Mike HennessyPittsburgh, PA
Thanks for the links, was curious. Gotta say, though, if I'd have to go out and spend $355 for the cutter, I'd definitely take a different approach. Wow.forestgirl -- you can take the girl out of the forest, but you can't take the forest out of the girl ;-)
WOW!
Imagine what the router costs to twist them and recommended horsepower! I'd send it out to a shop.
Regards,
Bob @ Kidderville Acres
A Woodworkers mind should be the sharpest tool in the shop!
Edited 4/12/2007 1:32 pm ET by KiddervilleAcres
I couldn't figure out how much the Hersaf set-up would cost, hopefully less than the Vortex-whatever. Sheesh, suggestions like that....most of us don't need, ROFL!!!forestgirl -- you can take the girl out of the forest, but you can't take the forest out of the girl ;-)
And I might be a dumb ole country boy, but I have just looked at that router sled thing and it looks like a hell of a flap to get into just to skim a bit off a bench -especially if I am not to make a career of bench top flattening.
Doesn't a nice LieNielsen or Veritas low angle jack cost less than that helicopter bit?Philip Marcou
"Doesn't a nice LieNielsen or Veritas low angle jack cost less than that helicopter bit?" By golly, I think it does!
I don't have anything against the sled concept. Since my planer's maximum capacity is 12.5", there probably will be times down the road when a sled would be of use, but I ain't puttin' any $300+ router bit in it, LOL!forestgirl -- you can take the girl out of the forest, but you can't take the forest out of the girl ;-)
"most woodworkers don't know" about the helicopter bit, but now this one does.
What was that definition of esoteric, again?
Meanwhile it's about time to grab a bench plane and a straightedge to flatten/ resurface the top of my workbench this year. It's got dried glue drippings, ground-in metal filings, coffee cup rings, a certain amount of paint overspray, and looks like it's been beaten severely with a mortorcycle chain in a couple places. Yes, believe it or not, things are built on top of it.
Yah Ed, I would prefer to run helicopters when they are set in inchand quarter shafts on a shaper...
Your bench sounds like mine-let's face it they are supposed to be worked on. Mine has suffered engines and other machines too-gives them character. The slight dip in the center remains static, so can be compensated for if needed. Trouble is mine is only one inch thick and 22 years old, so a yearly levelling ritual has not been undertaken (;)Philip Marcou
Hey Phillip- I have a router that has this little knob on it- it allows you to raise AND lower the bit- to any setting you want!You'll get em out in the country some day soon.
T
Helioctiflipper, eh? That could work if the leading edge was sharpened with the correct micro-bevel. Couldn't it be flattened by finding a piece of really flat road and dragging.......oh, never mind.
"I cut this piece four times and it's still too short."
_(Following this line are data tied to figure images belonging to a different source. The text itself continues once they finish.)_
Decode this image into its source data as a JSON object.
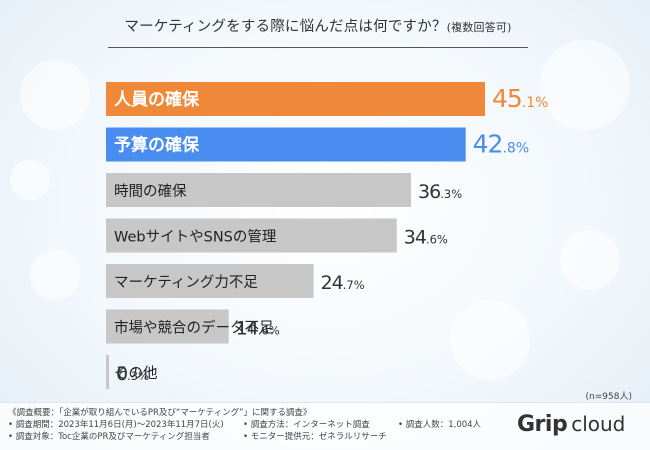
{
  "chart_data": {
    "type": "bar",
    "orientation": "horizontal",
    "title": "マーケティングをする際に悩んだ点は何ですか？",
    "title_note": "(複数回答可)",
    "categories": [
      "人員の確保",
      "予算の確保",
      "時間の確保",
      "WebサイトやSNSの管理",
      "マーケティング力不足",
      "市場や競合のデータ不足",
      "その他"
    ],
    "values": [
      45.1,
      42.8,
      36.3,
      34.6,
      24.7,
      14.6,
      0.3
    ],
    "value_int_labels": [
      "45",
      "42",
      "36",
      "34",
      "24",
      "14",
      "0"
    ],
    "value_dec_labels": [
      ".1%",
      ".8%",
      ".3%",
      ".6%",
      ".7%",
      ".6%",
      ".3%"
    ],
    "bar_colors": [
      "#f0883a",
      "#4a8df0",
      "#c7c7c7",
      "#c7c7c7",
      "#c7c7c7",
      "#c7c7c7",
      "#c7c7c7"
    ],
    "value_colors": [
      "#f0883a",
      "#4a8df0",
      "#333333",
      "#333333",
      "#333333",
      "#333333",
      "#333333"
    ],
    "xlim": [
      0,
      45.1
    ],
    "sample_note": "(n=958人)"
  },
  "footer": {
    "line1": "《調査概要：「企業が取り組んでいるPR及び“マーケティング”」に関する調査》",
    "period": "• 調査期間：2023年11月6日(月)〜2023年11月7日(火)",
    "method": "• 調査方法：インターネット調査",
    "count": "• 調査人数：1,004人",
    "target": "• 調査対象：Toc企業のPR及びマーケティング担当者",
    "monitor": "• モニター提供元：ゼネラルリサーチ"
  },
  "logo": {
    "brand": "Grip",
    "suffix": "cloud"
  }
}
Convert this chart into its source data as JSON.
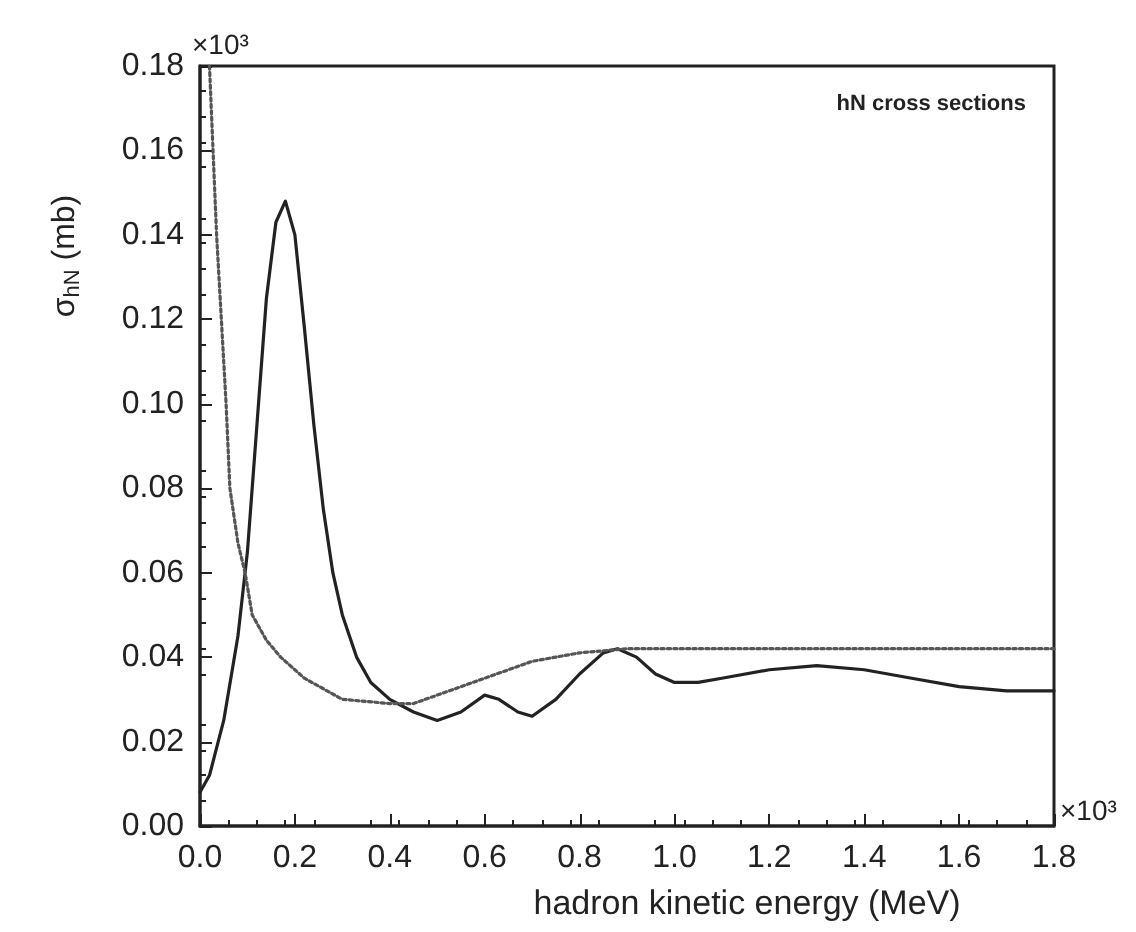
{
  "chart_data": {
    "type": "line",
    "xlabel": "hadron kinetic energy (MeV)",
    "ylabel": "σ$_{hN}$ (mb)",
    "annotations": [
      "hN cross sections",
      "×10³",
      "×10³"
    ],
    "xlim": [
      0,
      1.8
    ],
    "xticks": [
      {
        "value": 0,
        "label": "0.0"
      },
      {
        "value": 0.2,
        "label": "0.2"
      },
      {
        "value": 0.4,
        "label": "0.4"
      },
      {
        "value": 0.6,
        "label": "0.6"
      },
      {
        "value": 0.8,
        "label": "0.8"
      },
      {
        "value": 1,
        "label": "1.0"
      },
      {
        "value": 1.2,
        "label": "1.2"
      },
      {
        "value": 1.4,
        "label": "1.4"
      },
      {
        "value": 1.6,
        "label": "1.6"
      },
      {
        "value": 1.8,
        "label": "1.8"
      }
    ],
    "ylim": [
      0,
      0.18
    ],
    "yticks": [
      {
        "value": 0,
        "label": "0.00"
      },
      {
        "value": 0.02,
        "label": "0.02"
      },
      {
        "value": 0.04,
        "label": "0.04"
      },
      {
        "value": 0.06,
        "label": "0.06"
      },
      {
        "value": 0.08,
        "label": "0.08"
      },
      {
        "value": 0.1,
        "label": "0.10"
      },
      {
        "value": 0.12,
        "label": "0.12"
      },
      {
        "value": 0.14,
        "label": "0.14"
      },
      {
        "value": 0.16,
        "label": "0.16"
      },
      {
        "value": 0.18,
        "label": "0.18"
      }
    ],
    "grid": false,
    "marker": "none",
    "series": [
      {
        "color": "#222222",
        "line_style": "solid",
        "x": [
          0,
          0.02,
          0.05,
          0.08,
          0.1,
          0.12,
          0.14,
          0.16,
          0.18,
          0.2,
          0.22,
          0.24,
          0.26,
          0.28,
          0.3,
          0.33,
          0.36,
          0.4,
          0.45,
          0.5,
          0.55,
          0.6,
          0.63,
          0.67,
          0.7,
          0.75,
          0.8,
          0.85,
          0.88,
          0.92,
          0.96,
          1,
          1.05,
          1.1,
          1.2,
          1.3,
          1.4,
          1.5,
          1.6,
          1.7,
          1.8
        ],
        "values": [
          0.008,
          0.012,
          0.025,
          0.045,
          0.065,
          0.095,
          0.125,
          0.143,
          0.148,
          0.14,
          0.118,
          0.095,
          0.075,
          0.06,
          0.05,
          0.04,
          0.034,
          0.03,
          0.027,
          0.025,
          0.027,
          0.031,
          0.03,
          0.027,
          0.026,
          0.03,
          0.036,
          0.041,
          0.042,
          0.04,
          0.036,
          0.034,
          0.034,
          0.035,
          0.037,
          0.038,
          0.037,
          0.035,
          0.033,
          0.032,
          0.032
        ]
      },
      {
        "color": "#555555",
        "line_style": "dotted",
        "x": [
          0.02,
          0.035,
          0.045,
          0.055,
          0.063,
          0.08,
          0.095,
          0.11,
          0.14,
          0.17,
          0.22,
          0.3,
          0.4,
          0.45,
          0.5,
          0.6,
          0.7,
          0.8,
          0.9,
          1,
          1.4,
          1.8
        ],
        "values": [
          0.18,
          0.14,
          0.12,
          0.1,
          0.08,
          0.067,
          0.06,
          0.05,
          0.044,
          0.04,
          0.035,
          0.03,
          0.029,
          0.029,
          0.031,
          0.035,
          0.039,
          0.041,
          0.042,
          0.042,
          0.042,
          0.042
        ]
      }
    ]
  }
}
You might also like these as a less expensive alternative...http://magnate.net/index.cfm?event=showSubProductGroup&theID=6Cheers,Michael
That is funny. I am building my bench right now, and while my belt sander (the PC 4" x 24" beast) was great at rounding the ends of the leg trestles after I chopped them close with the miter saw, I don't think I will let it anywhere near the top. I am hoping my glue up goes well and it doesn't need much flattening. I am building a version of the one Lon Schleining built in a Tool & Shops issue a few years ago, and he does the top in three glue-ups. He runs each of these through the planer before glueing them together with lots of cauls. I will take extra precaution with this part.
You are exactly right. All you need is a straightedge and a No. 7. After it's flat you can take a break, catch your breath, move the frog to close the mouth a bit, and finish it off smooth.